Does it matter how we filed our taxes? Thank you very much for your time. I look forward to hearing from you.

Barbara

Answer: I am so sorry to hear about your husband’s failing health. I get lots of questions like this and can appreciate people being concerned, especially in the midst of trying to deal with the imminent death of a spouse.

Let me put you at ease. I have never heard of any concerns about survivor benefits being at risk due to a person’s tax-filing status.

Your survivor benefits will be based on your husband’s Social Security earnings record, not on his tax returns. If he dies during 2019, you will have the choice of whether to file a separate or joint return next year for income earned this year. 

If you do not have a tax accountant, I’d recommend you find one, not only for next year’s taxes but also for the numerous financial consequences that can be triggered by the death of a spouse. I’d also look for someone who can help you do some financial planning for your future.
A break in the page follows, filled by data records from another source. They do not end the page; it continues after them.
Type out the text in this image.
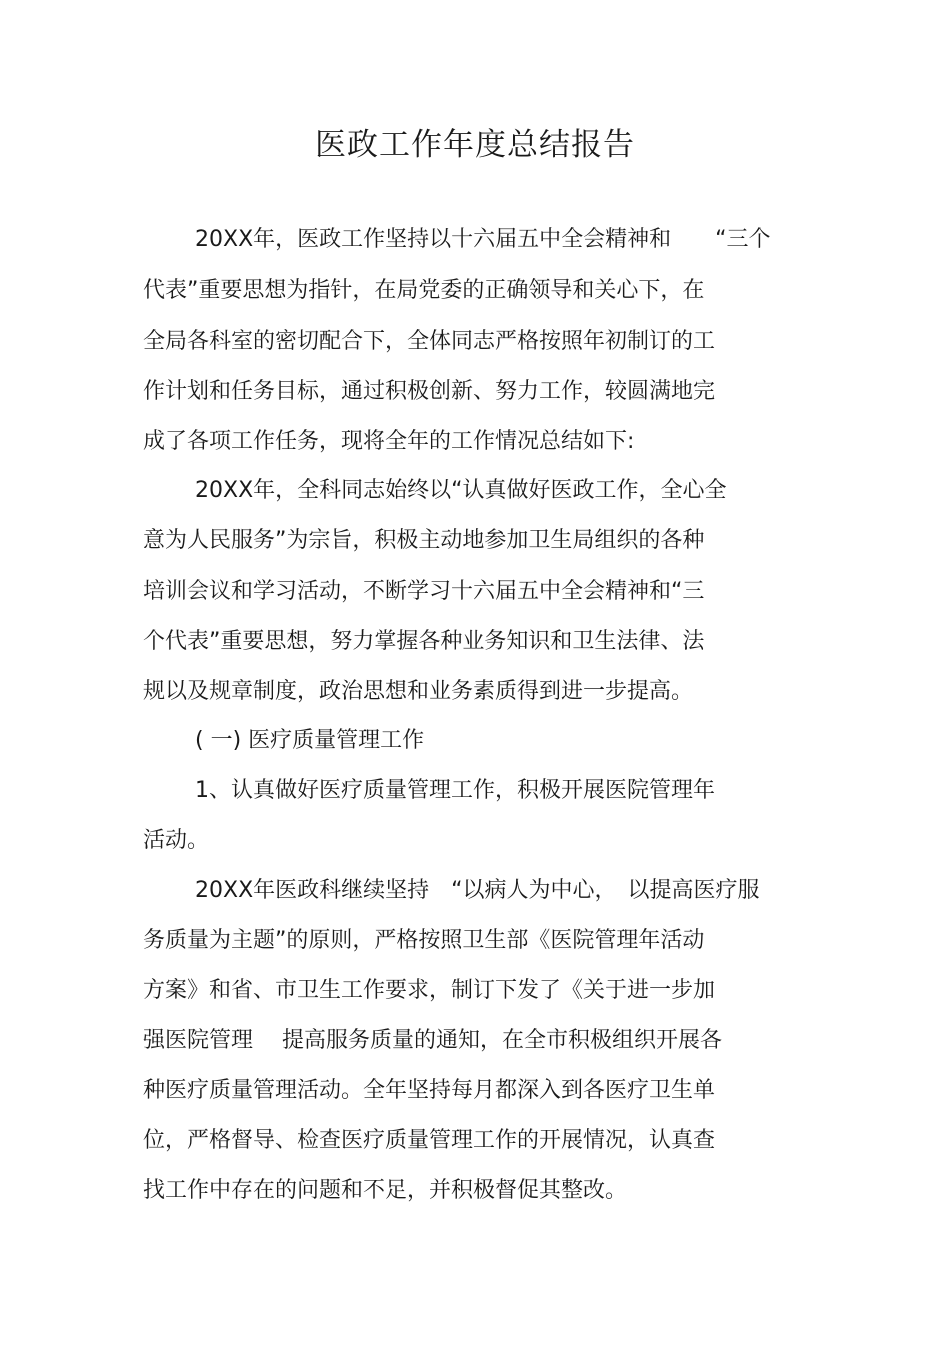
医政工作年度总结报告
20XX年，医政工作坚持以十六届五中全会精神和　　“三个
代表”重要思想为指针，在局党委的正确领导和关心下，在
全局各科室的密切配合下，全体同志严格按照年初制订的工
作计划和任务目标，通过积极创新、努力工作，较圆满地完
成了各项工作任务，现将全年的工作情况总结如下:
20XX年，全科同志始终以“认真做好医政工作，全心全
意为人民服务”为宗旨，积极主动地参加卫生局组织的各种
培训会议和学习活动，不断学习十六届五中全会精神和“三
个代表”重要思想，努力掌握各种业务知识和卫生法律、法
规以及规章制度，政治思想和业务素质得到进一步提高。
( 一) 医疗质量管理工作
1、认真做好医疗质量管理工作，积极开展医院管理年
活动。
20XX年医政科继续坚持　“以病人为中心，　以提高医疗服
务质量为主题”的原则，严格按照卫生部《医院管理年活动
方案》和省、市卫生工作要求，制订下发了《关于进一步加
强医院管理　 提高服务质量的通知，在全市积极组织开展各
种医疗质量管理活动。全年坚持每月都深入到各医疗卫生单
位，严格督导、检查医疗质量管理工作的开展情况，认真查
找工作中存在的问题和不足，并积极督促其整改。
Your survivor benefits will be based on your husband’s Social Security earnings record, not on his tax returns.
Phil Moeller

I do not know how much money you earn at work or even if you have a job. But this is the key variable that will affect any Social Security benefit you claim during the next several years.

You are younger than full retirement age (FRA), so if you file for a survivor benefit before reaching your FRA, the payment you receive could be reduced or even eliminated by Social Security’s earnings test rules. 

Perhaps of even greater importance, survivor benefits taken at age 60 for someone born in 1959 could be as much as 28 percent lower each month for the rest of your life as compared with your monthly benefit if you filed at your FRA of 66 and six months. This may not be a concern for you but I at least wanted you to be aware of this. People are eligible for this benefit at early as age 60 (age 50 if you qualify for Social Security disability benefits). 

Another significant claiming decision for you involves your ability to file for your own retirement benefit when you turn 62. Filing at this age would also result in benefits sharply lower than if you waited until age 70 to file. 

Under Social Security rules, a surviving spouse has the option of filing for either her own retirement benefit or a survivor benefit while deferring the unclaimed benefit until it reaches its maximum value at a later claiming age. I know that this is a mouthful, but what it means is that you could claim the lower of the two benefits while deferring the higher benefit.

As I said earlier, your survivor benefit peaks in value if you wait until your FRA to claim it. Your retirement benefit peaks at the filing age of 70. 

If your retirement benefit at 70 is going to be the larger of the two, you should file for your survivor benefit right away and then file for your retirement benefit when you turn 70. At that time, you would receive an additional payment equal to the amount by which the retirement benefit exceeded your survivor benefit.

On the other hand, if your survivor benefit at you FRA was the larger of the two, then you should claim your retirement benefit at age 62 and then claim your survivor benefit at your FRA.

Social Security should be able to help you. You I prefer face-to-face meetings at a local office if the wait is not too long. I’d call ahead and try to schedule a meeting rather than just showing up. When you do go to the meeting, bring proof of your marriage and a copy of your late husband’s death certificate.

It’s especially important that you tell Social Security that you wish to claim only one benefit and defer the other. 

Again, I’m so sorry you are about to lose your husband. Please let me know if you have any other questions.